Merkel has spoken out against governments like the United States and Britain spending their way out of the crisis.

But her fears were dismissed by Prime Minister Taro Aso of Japan, whose country has spent massively over the past decade seeking to re-ignite the economy.

"Because of the experience of the past 15 years, we know what is necessary, while countries like the US and European countries may be facing this sort of situation for the first time," Aso told the Financial Times newspaper.

China's President Hu Jintao headed for London reaffirming calls for reform and efforts against protectionism.
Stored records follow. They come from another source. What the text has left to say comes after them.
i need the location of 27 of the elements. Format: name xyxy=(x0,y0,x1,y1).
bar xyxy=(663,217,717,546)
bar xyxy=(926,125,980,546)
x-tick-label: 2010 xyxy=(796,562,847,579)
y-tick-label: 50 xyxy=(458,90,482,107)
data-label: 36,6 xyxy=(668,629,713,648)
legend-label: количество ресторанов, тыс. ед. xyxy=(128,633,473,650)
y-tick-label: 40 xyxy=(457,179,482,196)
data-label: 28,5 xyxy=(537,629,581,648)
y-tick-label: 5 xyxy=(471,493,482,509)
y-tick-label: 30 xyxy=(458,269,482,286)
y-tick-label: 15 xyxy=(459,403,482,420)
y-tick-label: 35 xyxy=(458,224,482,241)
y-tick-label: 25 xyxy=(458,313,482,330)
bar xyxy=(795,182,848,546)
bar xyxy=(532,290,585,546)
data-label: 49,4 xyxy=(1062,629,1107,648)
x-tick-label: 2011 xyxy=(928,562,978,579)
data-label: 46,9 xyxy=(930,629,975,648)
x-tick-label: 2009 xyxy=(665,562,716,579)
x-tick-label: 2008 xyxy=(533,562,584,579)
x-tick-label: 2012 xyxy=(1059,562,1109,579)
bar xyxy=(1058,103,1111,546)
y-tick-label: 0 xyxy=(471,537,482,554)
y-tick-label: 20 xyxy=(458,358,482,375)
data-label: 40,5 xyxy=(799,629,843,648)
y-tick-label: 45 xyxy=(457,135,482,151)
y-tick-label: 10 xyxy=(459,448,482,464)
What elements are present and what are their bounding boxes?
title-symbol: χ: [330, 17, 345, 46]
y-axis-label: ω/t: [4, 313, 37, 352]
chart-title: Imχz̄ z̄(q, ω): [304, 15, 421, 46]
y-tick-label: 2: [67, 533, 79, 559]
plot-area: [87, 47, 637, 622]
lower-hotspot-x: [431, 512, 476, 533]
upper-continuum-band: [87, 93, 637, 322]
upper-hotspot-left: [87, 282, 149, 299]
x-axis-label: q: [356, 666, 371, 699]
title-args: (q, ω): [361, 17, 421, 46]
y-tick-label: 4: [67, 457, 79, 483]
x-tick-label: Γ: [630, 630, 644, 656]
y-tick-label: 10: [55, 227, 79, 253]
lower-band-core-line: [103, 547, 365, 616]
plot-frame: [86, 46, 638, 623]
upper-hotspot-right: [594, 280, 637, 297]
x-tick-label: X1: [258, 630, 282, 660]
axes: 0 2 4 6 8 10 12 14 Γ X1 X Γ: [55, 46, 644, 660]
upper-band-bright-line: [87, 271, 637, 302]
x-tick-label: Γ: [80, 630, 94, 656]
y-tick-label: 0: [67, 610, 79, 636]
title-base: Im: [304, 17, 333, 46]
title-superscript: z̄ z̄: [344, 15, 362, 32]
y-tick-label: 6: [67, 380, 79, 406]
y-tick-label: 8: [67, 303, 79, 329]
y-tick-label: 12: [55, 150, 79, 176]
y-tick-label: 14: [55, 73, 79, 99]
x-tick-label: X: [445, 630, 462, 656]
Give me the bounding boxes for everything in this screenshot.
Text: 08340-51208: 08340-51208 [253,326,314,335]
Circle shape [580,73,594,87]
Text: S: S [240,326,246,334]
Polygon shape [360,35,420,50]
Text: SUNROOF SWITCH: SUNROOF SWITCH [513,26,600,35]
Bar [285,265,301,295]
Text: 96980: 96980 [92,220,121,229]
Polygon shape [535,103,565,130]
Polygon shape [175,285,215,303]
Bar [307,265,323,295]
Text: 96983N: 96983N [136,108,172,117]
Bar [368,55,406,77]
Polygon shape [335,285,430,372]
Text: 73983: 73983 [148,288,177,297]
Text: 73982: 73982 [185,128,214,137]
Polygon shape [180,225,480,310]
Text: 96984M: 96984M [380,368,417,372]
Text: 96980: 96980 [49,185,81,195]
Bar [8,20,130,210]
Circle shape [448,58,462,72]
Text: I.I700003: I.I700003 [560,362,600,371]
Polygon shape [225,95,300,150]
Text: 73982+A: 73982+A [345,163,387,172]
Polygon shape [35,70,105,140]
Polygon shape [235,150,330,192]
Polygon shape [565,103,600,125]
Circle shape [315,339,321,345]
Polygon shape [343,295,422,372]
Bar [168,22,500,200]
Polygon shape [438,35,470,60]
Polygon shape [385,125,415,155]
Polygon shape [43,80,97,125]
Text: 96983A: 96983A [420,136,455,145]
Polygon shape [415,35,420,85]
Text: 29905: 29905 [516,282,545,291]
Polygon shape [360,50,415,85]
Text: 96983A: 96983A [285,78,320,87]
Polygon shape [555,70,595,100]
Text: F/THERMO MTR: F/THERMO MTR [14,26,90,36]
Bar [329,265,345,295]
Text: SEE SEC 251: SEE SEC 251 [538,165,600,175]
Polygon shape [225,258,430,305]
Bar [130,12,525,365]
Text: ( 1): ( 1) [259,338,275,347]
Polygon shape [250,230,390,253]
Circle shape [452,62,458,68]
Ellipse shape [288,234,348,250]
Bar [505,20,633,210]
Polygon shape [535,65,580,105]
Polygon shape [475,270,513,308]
"The international financial system should undergo necessary reforms in an all-round, balanced, gradual and effective manner to prevent a similar crisis in the future," the state Xinhua news agency quoted him as saying.

Australian Prime Minister Kevin Rudd said: "We have an obligation as leaders to produce the most substantive outcome possible from G20 summit because working people across the world depend on this."

After talks with Brown, Obama was to hold first face-to-face meetings with Hu and Russian President Dmitry Medvedev, and attend an official reception with Queen Elizabeth II at Buckingham Palace.

Meanwhile French diplomats said President Sarkozy was also to hold talks with China's Hu.

Relations between China and France deteriorated sharply last year when Sarkozy decided to meet exiled Tibetan spiritual leader the Dalai Lama in December, and the two men had not been expected to meet in London.

Protests against the summit started, with thousands of noisy demonstrations in the City financial district, while some 2,500 police were deployed across the city to protect the arriving leaders.

The G20 comprises the seven industrialized powers -- Britain, Canada, France, Italy, Japan, Germany, and the United States -- plus Argentina, Australia, Brazil, China, India, Indonesia, Mexico, Russia, Saudi Arabia, South Africa, South Korea and Turkey. The European Union counts as the 20th member.